Dexter: I like to bowl.
Sure, his uneasiness could be interpreted as cute and he is a good-looking dude. But judging by the poor man’s Ryan Gosling that Cassie brings to Jamie’s birthday party, Dexter may have blown it. Loved their small talk:
Cassie: Nice party, huh?
Dex: Yeah. The beach.
Felt like I was back at my eighth-grade dinner-dance.
- Poor Masuka. First he finds out Nikki has a lousy credit score and a ton of debt, then he casually mentions he did a little digging into her background. She seemed a little too sensitive about that — wouldn’t anyone, especially a cop, do some investigation into a woman who shows up out of the blue claiming to be your daughter and hitting you up for free grub?

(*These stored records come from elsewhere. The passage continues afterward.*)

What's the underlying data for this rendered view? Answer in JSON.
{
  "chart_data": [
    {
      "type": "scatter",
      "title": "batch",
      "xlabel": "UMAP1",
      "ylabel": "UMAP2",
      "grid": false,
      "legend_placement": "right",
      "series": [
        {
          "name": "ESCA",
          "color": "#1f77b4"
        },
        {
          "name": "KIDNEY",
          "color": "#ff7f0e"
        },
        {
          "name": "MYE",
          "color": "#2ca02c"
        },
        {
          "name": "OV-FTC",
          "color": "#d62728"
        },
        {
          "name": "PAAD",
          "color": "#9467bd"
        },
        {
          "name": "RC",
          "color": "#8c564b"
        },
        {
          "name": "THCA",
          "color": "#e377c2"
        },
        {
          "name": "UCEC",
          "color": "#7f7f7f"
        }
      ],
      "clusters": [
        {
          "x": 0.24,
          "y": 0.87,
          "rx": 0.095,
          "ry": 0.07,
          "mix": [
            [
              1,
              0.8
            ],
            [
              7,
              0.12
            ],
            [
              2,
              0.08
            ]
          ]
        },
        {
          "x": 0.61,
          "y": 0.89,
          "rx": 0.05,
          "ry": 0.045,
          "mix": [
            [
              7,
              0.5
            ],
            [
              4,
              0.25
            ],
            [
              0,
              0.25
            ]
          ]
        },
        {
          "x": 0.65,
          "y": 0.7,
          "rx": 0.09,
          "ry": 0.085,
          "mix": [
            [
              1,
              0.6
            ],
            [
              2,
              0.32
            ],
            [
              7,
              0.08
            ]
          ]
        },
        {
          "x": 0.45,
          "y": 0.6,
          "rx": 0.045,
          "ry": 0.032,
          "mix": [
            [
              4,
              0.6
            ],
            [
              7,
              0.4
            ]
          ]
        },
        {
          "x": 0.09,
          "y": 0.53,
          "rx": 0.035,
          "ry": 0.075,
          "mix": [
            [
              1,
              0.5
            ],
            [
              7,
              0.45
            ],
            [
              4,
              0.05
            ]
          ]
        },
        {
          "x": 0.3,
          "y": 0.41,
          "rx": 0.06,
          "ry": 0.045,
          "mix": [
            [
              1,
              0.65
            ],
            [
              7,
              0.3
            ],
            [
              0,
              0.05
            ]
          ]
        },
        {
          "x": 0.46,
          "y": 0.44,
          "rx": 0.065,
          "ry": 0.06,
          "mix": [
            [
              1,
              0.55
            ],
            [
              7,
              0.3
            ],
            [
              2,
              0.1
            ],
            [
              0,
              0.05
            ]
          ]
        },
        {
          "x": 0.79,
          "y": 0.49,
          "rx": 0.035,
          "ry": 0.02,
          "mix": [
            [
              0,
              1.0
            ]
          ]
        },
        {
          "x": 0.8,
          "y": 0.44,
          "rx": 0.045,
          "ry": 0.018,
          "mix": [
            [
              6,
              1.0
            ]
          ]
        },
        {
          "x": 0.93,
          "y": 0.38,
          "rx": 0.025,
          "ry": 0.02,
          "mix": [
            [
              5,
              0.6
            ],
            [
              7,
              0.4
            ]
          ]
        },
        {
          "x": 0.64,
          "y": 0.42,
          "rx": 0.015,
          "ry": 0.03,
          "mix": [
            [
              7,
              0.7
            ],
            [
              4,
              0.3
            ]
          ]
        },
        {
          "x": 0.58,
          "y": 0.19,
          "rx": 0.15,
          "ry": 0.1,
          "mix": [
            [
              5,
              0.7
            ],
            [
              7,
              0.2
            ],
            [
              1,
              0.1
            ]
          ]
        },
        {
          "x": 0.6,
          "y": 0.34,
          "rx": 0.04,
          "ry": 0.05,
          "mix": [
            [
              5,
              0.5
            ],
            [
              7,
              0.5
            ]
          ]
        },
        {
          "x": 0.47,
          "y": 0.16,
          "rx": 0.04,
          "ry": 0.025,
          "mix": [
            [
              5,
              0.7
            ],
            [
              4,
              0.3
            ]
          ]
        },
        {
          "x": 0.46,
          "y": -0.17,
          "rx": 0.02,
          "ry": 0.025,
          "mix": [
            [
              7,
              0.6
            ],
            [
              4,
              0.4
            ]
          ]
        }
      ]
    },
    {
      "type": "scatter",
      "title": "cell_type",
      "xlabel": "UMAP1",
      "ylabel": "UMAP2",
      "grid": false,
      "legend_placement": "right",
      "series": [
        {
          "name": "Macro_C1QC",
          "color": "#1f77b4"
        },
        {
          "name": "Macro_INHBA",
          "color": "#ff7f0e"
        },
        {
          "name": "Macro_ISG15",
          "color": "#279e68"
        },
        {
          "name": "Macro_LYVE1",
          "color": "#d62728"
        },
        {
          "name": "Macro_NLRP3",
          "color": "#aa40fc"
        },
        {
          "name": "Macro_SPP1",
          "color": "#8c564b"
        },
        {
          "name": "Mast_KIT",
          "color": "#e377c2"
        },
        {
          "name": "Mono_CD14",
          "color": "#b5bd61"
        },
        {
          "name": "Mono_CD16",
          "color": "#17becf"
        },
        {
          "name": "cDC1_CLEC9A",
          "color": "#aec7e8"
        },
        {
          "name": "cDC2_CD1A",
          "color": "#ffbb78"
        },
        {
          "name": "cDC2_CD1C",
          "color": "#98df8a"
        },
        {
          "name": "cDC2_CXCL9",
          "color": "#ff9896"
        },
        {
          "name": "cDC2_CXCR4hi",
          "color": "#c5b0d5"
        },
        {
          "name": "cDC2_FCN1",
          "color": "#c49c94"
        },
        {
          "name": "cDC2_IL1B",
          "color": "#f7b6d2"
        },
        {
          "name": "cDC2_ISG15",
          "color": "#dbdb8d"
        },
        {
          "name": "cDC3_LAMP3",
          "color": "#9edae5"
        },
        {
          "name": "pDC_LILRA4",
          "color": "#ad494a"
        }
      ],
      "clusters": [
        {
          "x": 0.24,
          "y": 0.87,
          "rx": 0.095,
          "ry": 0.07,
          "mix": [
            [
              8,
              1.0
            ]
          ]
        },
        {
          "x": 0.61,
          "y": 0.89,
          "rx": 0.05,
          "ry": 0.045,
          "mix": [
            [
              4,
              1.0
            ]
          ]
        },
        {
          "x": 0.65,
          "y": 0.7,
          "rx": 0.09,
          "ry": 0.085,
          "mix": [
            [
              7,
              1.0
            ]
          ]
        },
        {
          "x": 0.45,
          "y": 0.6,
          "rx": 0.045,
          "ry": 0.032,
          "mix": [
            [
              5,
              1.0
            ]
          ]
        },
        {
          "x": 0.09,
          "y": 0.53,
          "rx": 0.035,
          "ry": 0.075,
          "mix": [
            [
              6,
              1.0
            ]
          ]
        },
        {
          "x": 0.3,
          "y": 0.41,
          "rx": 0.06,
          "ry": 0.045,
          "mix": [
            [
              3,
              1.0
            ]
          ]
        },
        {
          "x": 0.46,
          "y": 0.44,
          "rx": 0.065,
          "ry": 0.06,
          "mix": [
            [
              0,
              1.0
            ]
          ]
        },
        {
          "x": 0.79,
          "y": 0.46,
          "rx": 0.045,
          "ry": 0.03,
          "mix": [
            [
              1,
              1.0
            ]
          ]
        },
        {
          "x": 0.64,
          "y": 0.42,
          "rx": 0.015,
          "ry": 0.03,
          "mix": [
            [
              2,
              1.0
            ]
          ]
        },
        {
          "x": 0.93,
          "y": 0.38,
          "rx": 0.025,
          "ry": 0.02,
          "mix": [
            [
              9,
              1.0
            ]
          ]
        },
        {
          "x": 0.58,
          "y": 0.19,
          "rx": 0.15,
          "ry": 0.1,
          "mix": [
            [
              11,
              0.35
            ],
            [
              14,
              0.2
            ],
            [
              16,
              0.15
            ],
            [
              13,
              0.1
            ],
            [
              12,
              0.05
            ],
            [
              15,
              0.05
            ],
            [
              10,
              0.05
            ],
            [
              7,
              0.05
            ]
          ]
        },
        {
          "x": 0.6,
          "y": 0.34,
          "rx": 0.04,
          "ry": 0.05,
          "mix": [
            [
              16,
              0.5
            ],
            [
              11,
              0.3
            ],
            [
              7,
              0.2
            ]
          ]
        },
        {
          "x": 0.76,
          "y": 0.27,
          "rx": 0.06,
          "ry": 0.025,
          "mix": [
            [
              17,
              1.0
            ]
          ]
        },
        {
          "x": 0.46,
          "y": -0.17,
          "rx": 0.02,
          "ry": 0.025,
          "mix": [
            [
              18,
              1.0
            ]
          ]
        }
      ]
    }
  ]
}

- Can’t believe I’m saying this, but poor Quinn, too. Batista really hosed him on the promotion. Of course Miller is the better choice. But after Batista pressured the guy, put a strain on his relationship with Jamie, and then Quinn miraculously passed the exam, the man deserves the sergeant’s badge. The result is that Quinn is even more determined than ever to close the Case of the Dead Maid Who Was Banging the Father of Dexter’s Protégé, thus putting Zack (and by association, Dexter) at risk. Quinn is also still thinking about Deb’s confession. Wouldn’t be surprised if he ends up playing a key role in Dexter’s fate.
- Deb looks phenomenal in this episode. Too good, I’d say, considering how far down she’d sunk just a few days earlier in real Dexter time. Still think she’s rebounded way too well, but seeing her back to her old sassy self is a welcome improvement over the strung-out miserystick she’d become. Elway agrees, as hints of his Deb crush blossom into full-blown like-like as he goes Tyson on the creep she was surveilling. Defend a woman’s honor, appreciated; spill a drink on her dress in the process, get the stink eye. Could a Deb-Elway romance, coupled with the failed promotion, send Quinn into a new spiral?
- Great scene as Dexter and Deb try to make like old times with dinner and beers at his place. Again, Deb is clearly feeling more like herself these days:
Dexter: Should I be worried Harrison’s lying?
Deb: He’s four, doofus. This steak tastes like asshole.
More important than the return of Deb’s wit is her revelation that she knows almost nothing about Vogel, the woman she’s trusting with her potentially life-threatening secrets: “Like where’d she get that accent? And who the fuck is Rich?” Good questions. Dexter can only answer the latter — Rich was her husband. How he achieved past-tense status will surely be a story to watch for later.
As the episode winds down, we see what I’m guessing was Vogel’s plan all along — Dexter, with his unique capacity for emotion, can’t bring himself to kill Zack. The kid, he realizes, never had a Harry to guide him. “Am I ready for this?” Dexter asks as Zack lays on his table. “To be a spiritual father?” It’s another reference to family in a season that’s full of them, though one this homicidally dysfunctional is not meant to last. I wonder if Vogel sees Zack as Dexter 2.0 — an only child with no pesky sister or emotions to get in the way of becoming the ultimate killing machine?
Back at Deb’s place, the Morgans swap stories. Deb’s boss is into her. Cassie isn’t feeling him, but still, Dexter sounds optimistic: “I’m even thinking about taking on a kind of … intern.” Moments later, they’re both passing out as a blonde figure appears in soft focus. Well, hello there, Hannah. Can’t wait to introduce you to Dr. Vogel.